Xen project Mailing List

Notes from the design session on guest unaware migration:

Migration is often needed for e.g. host maintenance. When this is done, we (XenServer) see two classes of issues with guests:
- Guest kernel crashes (relatively rare). Often detectable by the toolstack and thus reported to the admin, distros generally take patches quickly.

- Guest userspace issues (more common).
Primarily seen around networking - e.g. iptables rules get cleaned up, and not re-injected. This can break e.g. Kubernetes networking.

Some other examples around clustered services (though not clear if this is the guest being aware of the migration or just a result of the downtime).
Generally impossible for the toolstack to detect, so admin normally unaware until users/monitoring complains.

It was also mentioned that NetBSD has issues with live migration around suspend of the network interface.

Possible solutions
1. Do the migration in a way that the guest is entirely unaware of it
Amazon produced a proposal for this non-cooperative migration: https://xenbits.xen.org/gitweb/?p=xen.git;a=blob_plain;f=docs/designs/non-cooperative-migration.md;hb=HEAD
Believed to be some older patch series on this

Some notes from VM forking work that might be relevant:
Some state was not saved as part of regular VM save, so resuming VM didn't work in some cases - likely will need to save this state if doing non-cooperative migration
Dumping / restoring qemu state worked for Windows, but for Linux needed a save, fork, restore, so appears to be some sort of dependency there

There is an issue around domids - in the proposal these are randomised, but that still means certain destinations aren't possible (in Amazon's case they just find a compatible target, but this is not necessarily an option in server virt scenarios where the admin specifies where they want the VM migrated to).
The domid is a 15bit integer, so if you have < 32k VMs you could allocate centrally across a pool of servers.
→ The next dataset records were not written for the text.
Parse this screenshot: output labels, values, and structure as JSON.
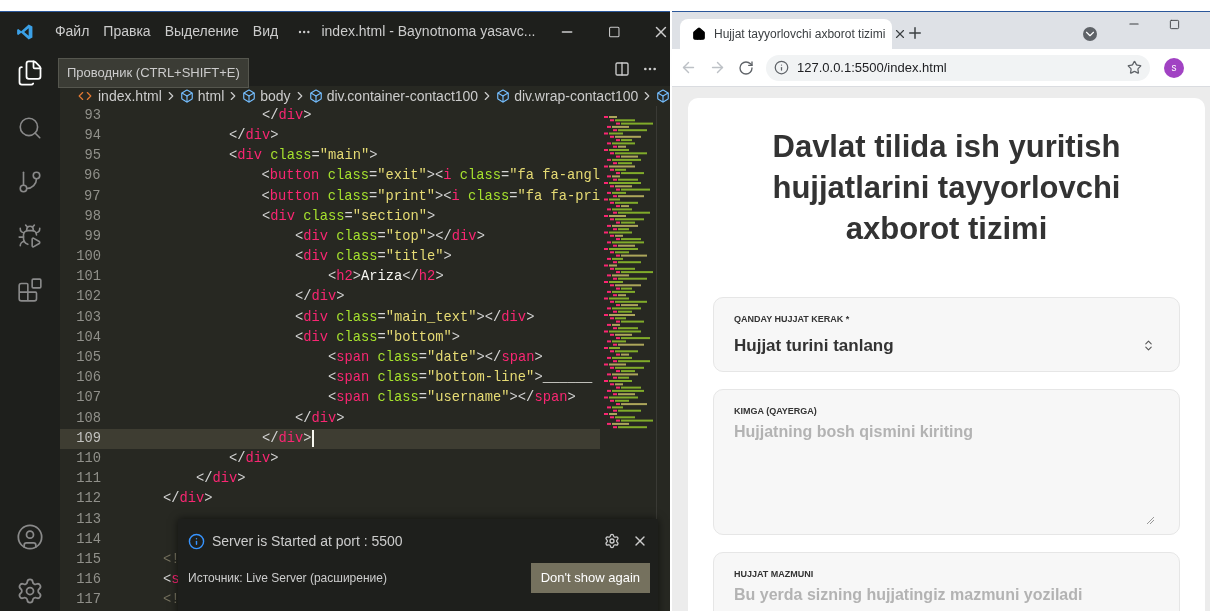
{
  "vscode": {
    "menu": [
      "Файл",
      "Правка",
      "Выделение",
      "Вид"
    ],
    "title": "index.html - Baynotnoma yasavc...",
    "tooltip": "Проводник (CTRL+SHIFT+E)",
    "breadcrumbs": [
      {
        "kind": "file",
        "label": "index.html"
      },
      {
        "kind": "element",
        "label": "html"
      },
      {
        "kind": "element",
        "label": "body"
      },
      {
        "kind": "element",
        "label": "div.container-contact100"
      },
      {
        "kind": "element",
        "label": "div.wrap-contact100"
      },
      {
        "kind": "element"
      }
    ],
    "code_lines": [
      {
        "number": "93",
        "current": false,
        "tokens": [
          {
            "kind": "punct",
            "text": "                </"
          },
          {
            "kind": "tag",
            "text": "div"
          },
          {
            "kind": "punct",
            "text": ">"
          }
        ]
      },
      {
        "number": "94",
        "current": false,
        "tokens": [
          {
            "kind": "punct",
            "text": "            </"
          },
          {
            "kind": "tag",
            "text": "div"
          },
          {
            "kind": "punct",
            "text": ">"
          }
        ]
      },
      {
        "number": "95",
        "current": false,
        "tokens": [
          {
            "kind": "punct",
            "text": "            <"
          },
          {
            "kind": "tag",
            "text": "div"
          },
          {
            "kind": "attr",
            "text": " class"
          },
          {
            "kind": "punct",
            "text": "="
          },
          {
            "kind": "string",
            "text": "\"main\""
          },
          {
            "kind": "punct",
            "text": ">"
          }
        ]
      },
      {
        "number": "96",
        "current": false,
        "tokens": [
          {
            "kind": "punct",
            "text": "                <"
          },
          {
            "kind": "tag",
            "text": "button"
          },
          {
            "kind": "attr",
            "text": " class"
          },
          {
            "kind": "punct",
            "text": "="
          },
          {
            "kind": "string",
            "text": "\"exit\""
          },
          {
            "kind": "punct",
            "text": "><"
          },
          {
            "kind": "tag",
            "text": "i"
          },
          {
            "kind": "attr",
            "text": " class"
          },
          {
            "kind": "punct",
            "text": "="
          },
          {
            "kind": "string",
            "text": "\"fa fa-angl"
          }
        ]
      },
      {
        "number": "97",
        "current": false,
        "tokens": [
          {
            "kind": "punct",
            "text": "                <"
          },
          {
            "kind": "tag",
            "text": "button"
          },
          {
            "kind": "attr",
            "text": " class"
          },
          {
            "kind": "punct",
            "text": "="
          },
          {
            "kind": "string",
            "text": "\"print\""
          },
          {
            "kind": "punct",
            "text": "><"
          },
          {
            "kind": "tag",
            "text": "i"
          },
          {
            "kind": "attr",
            "text": " class"
          },
          {
            "kind": "punct",
            "text": "="
          },
          {
            "kind": "string",
            "text": "\"fa fa-pri"
          }
        ]
      },
      {
        "number": "98",
        "current": false,
        "tokens": [
          {
            "kind": "punct",
            "text": "                <"
          },
          {
            "kind": "tag",
            "text": "div"
          },
          {
            "kind": "attr",
            "text": " class"
          },
          {
            "kind": "punct",
            "text": "="
          },
          {
            "kind": "string",
            "text": "\"section\""
          },
          {
            "kind": "punct",
            "text": ">"
          }
        ]
      },
      {
        "number": "99",
        "current": false,
        "tokens": [
          {
            "kind": "punct",
            "text": "                    <"
          },
          {
            "kind": "tag",
            "text": "div"
          },
          {
            "kind": "attr",
            "text": " class"
          },
          {
            "kind": "punct",
            "text": "="
          },
          {
            "kind": "string",
            "text": "\"top\""
          },
          {
            "kind": "punct",
            "text": "></"
          },
          {
            "kind": "tag",
            "text": "div"
          },
          {
            "kind": "punct",
            "text": ">"
          }
        ]
      },
      {
        "number": "100",
        "current": false,
        "tokens": [
          {
            "kind": "punct",
            "text": "                    <"
          },
          {
            "kind": "tag",
            "text": "div"
          },
          {
            "kind": "attr",
            "text": " class"
          },
          {
            "kind": "punct",
            "text": "="
          },
          {
            "kind": "string",
            "text": "\"title\""
          },
          {
            "kind": "punct",
            "text": ">"
          }
        ]
      },
      {
        "number": "101",
        "current": false,
        "tokens": [
          {
            "kind": "punct",
            "text": "                        <"
          },
          {
            "kind": "tag",
            "text": "h2"
          },
          {
            "kind": "punct",
            "text": ">"
          },
          {
            "kind": "text",
            "text": "Ariza"
          },
          {
            "kind": "punct",
            "text": "</"
          },
          {
            "kind": "tag",
            "text": "h2"
          },
          {
            "kind": "punct",
            "text": ">"
          }
        ]
      },
      {
        "number": "102",
        "current": false,
        "tokens": [
          {
            "kind": "punct",
            "text": "                    </"
          },
          {
            "kind": "tag",
            "text": "div"
          },
          {
            "kind": "punct",
            "text": ">"
          }
        ]
      },
      {
        "number": "103",
        "current": false,
        "tokens": [
          {
            "kind": "punct",
            "text": "                    <"
          },
          {
            "kind": "tag",
            "text": "div"
          },
          {
            "kind": "attr",
            "text": " class"
          },
          {
            "kind": "punct",
            "text": "="
          },
          {
            "kind": "string",
            "text": "\"main_text\""
          },
          {
            "kind": "punct",
            "text": "></"
          },
          {
            "kind": "tag",
            "text": "div"
          },
          {
            "kind": "punct",
            "text": ">"
          }
        ]
      },
      {
        "number": "104",
        "current": false,
        "tokens": [
          {
            "kind": "punct",
            "text": "                    <"
          },
          {
            "kind": "tag",
            "text": "div"
          },
          {
            "kind": "attr",
            "text": " class"
          },
          {
            "kind": "punct",
            "text": "="
          },
          {
            "kind": "string",
            "text": "\"bottom\""
          },
          {
            "kind": "punct",
            "text": ">"
          }
        ]
      },
      {
        "number": "105",
        "current": false,
        "tokens": [
          {
            "kind": "punct",
            "text": "                        <"
          },
          {
            "kind": "tag",
            "text": "span"
          },
          {
            "kind": "attr",
            "text": " class"
          },
          {
            "kind": "punct",
            "text": "="
          },
          {
            "kind": "string",
            "text": "\"date\""
          },
          {
            "kind": "punct",
            "text": "></"
          },
          {
            "kind": "tag",
            "text": "span"
          },
          {
            "kind": "punct",
            "text": ">"
          }
        ]
      },
      {
        "number": "106",
        "current": false,
        "tokens": [
          {
            "kind": "punct",
            "text": "                        <"
          },
          {
            "kind": "tag",
            "text": "span"
          },
          {
            "kind": "attr",
            "text": " class"
          },
          {
            "kind": "punct",
            "text": "="
          },
          {
            "kind": "string",
            "text": "\"bottom-line\""
          },
          {
            "kind": "punct",
            "text": ">"
          },
          {
            "kind": "text",
            "text": "______"
          }
        ]
      },
      {
        "number": "107",
        "current": false,
        "tokens": [
          {
            "kind": "punct",
            "text": "                        <"
          },
          {
            "kind": "tag",
            "text": "span"
          },
          {
            "kind": "attr",
            "text": " class"
          },
          {
            "kind": "punct",
            "text": "="
          },
          {
            "kind": "string",
            "text": "\"username\""
          },
          {
            "kind": "punct",
            "text": "></"
          },
          {
            "kind": "tag",
            "text": "span"
          },
          {
            "kind": "punct",
            "text": ">"
          }
        ]
      },
      {
        "number": "108",
        "current": false,
        "tokens": [
          {
            "kind": "punct",
            "text": "                    </"
          },
          {
            "kind": "tag",
            "text": "div"
          },
          {
            "kind": "punct",
            "text": ">"
          }
        ]
      },
      {
        "number": "109",
        "current": true,
        "tokens": [
          {
            "kind": "punct",
            "text": "                </"
          },
          {
            "kind": "tag",
            "text": "div"
          },
          {
            "kind": "punct",
            "text": ">"
          }
        ]
      },
      {
        "number": "110",
        "current": false,
        "tokens": [
          {
            "kind": "punct",
            "text": "            </"
          },
          {
            "kind": "tag",
            "text": "div"
          },
          {
            "kind": "punct",
            "text": ">"
          }
        ]
      },
      {
        "number": "111",
        "current": false,
        "tokens": [
          {
            "kind": "punct",
            "text": "        </"
          },
          {
            "kind": "tag",
            "text": "div"
          },
          {
            "kind": "punct",
            "text": ">"
          }
        ]
      },
      {
        "number": "112",
        "current": false,
        "tokens": [
          {
            "kind": "punct",
            "text": "    </"
          },
          {
            "kind": "tag",
            "text": "div"
          },
          {
            "kind": "punct",
            "text": ">"
          }
        ]
      },
      {
        "number": "113",
        "current": false
      },
      {
        "number": "114",
        "current": false
      },
      {
        "number": "115",
        "current": false,
        "tokens": [
          {
            "kind": "comment",
            "text": "    <!"
          }
        ]
      },
      {
        "number": "116",
        "current": false,
        "tokens": [
          {
            "kind": "punct",
            "text": "    <"
          },
          {
            "kind": "tag",
            "text": "s"
          }
        ]
      },
      {
        "number": "117",
        "current": false,
        "tokens": [
          {
            "kind": "comment",
            "text": "    <!"
          }
        ]
      }
    ],
    "notification": {
      "message": "Server is Started at port : 5500",
      "source": "Источник: Live Server (расширение)",
      "button": "Don't show again"
    }
  },
  "browser": {
    "tab": {
      "title": "Hujjat tayyorlovchi axborot tizimi"
    },
    "url": "127.0.0.1:5500/index.html",
    "avatar": "s",
    "page": {
      "heading": "Davlat tilida ish yuritish hujjatlarini tayyorlovchi axborot tizimi",
      "fields": [
        {
          "kind": "select",
          "label": "QANDAY HUJJAT KERAK *",
          "value": "Hujjat turini tanlang"
        },
        {
          "kind": "textarea",
          "label": "KIMGA (QAYERGA)",
          "placeholder": "Hujjatning bosh qismini kiriting"
        },
        {
          "kind": "textarea",
          "label": "HUJJAT MAZMUNI",
          "placeholder": "Bu yerda sizning hujjatingiz mazmuni yoziladi"
        }
      ]
    }
  }
}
Could use non-cooperative migration where possible, but not expect it to work everywhere (e.g. within a pool, but not cross-pool in a XenServer example).

Alternative idea from Alejandro - could VMs be faked to always think they always have a fixed domid (e.g. 1), then have dom0 know the actual one, with e.g. xenstore translating?
Suggestion to talk to Juergen, he may have thoughts on this.

Could we use a UUID instead of domid in the protocols?
Large string/value that would be in lots of xenstore messages, could that cause problems.
Does a VM need to know its domid (e.g. for giving to other guests to set up grants), or could it be hidden?
Is this too much of a hack?

If the guest is unaware, we still need to make sure the gratuitous ARP gets sent after migration.

There are other use cases for non-cooperative migration, which would require not having anything custom in the VM.

2. Can we modify netfront so we don't generate the events (link down / interface removed - not clear which?) across a migration, thus userspace isn't aware even if the kernel is?
Likely needs some code inspection to understand what's actually happening here as to any potential improvements.

Design session notes: guest unaware migration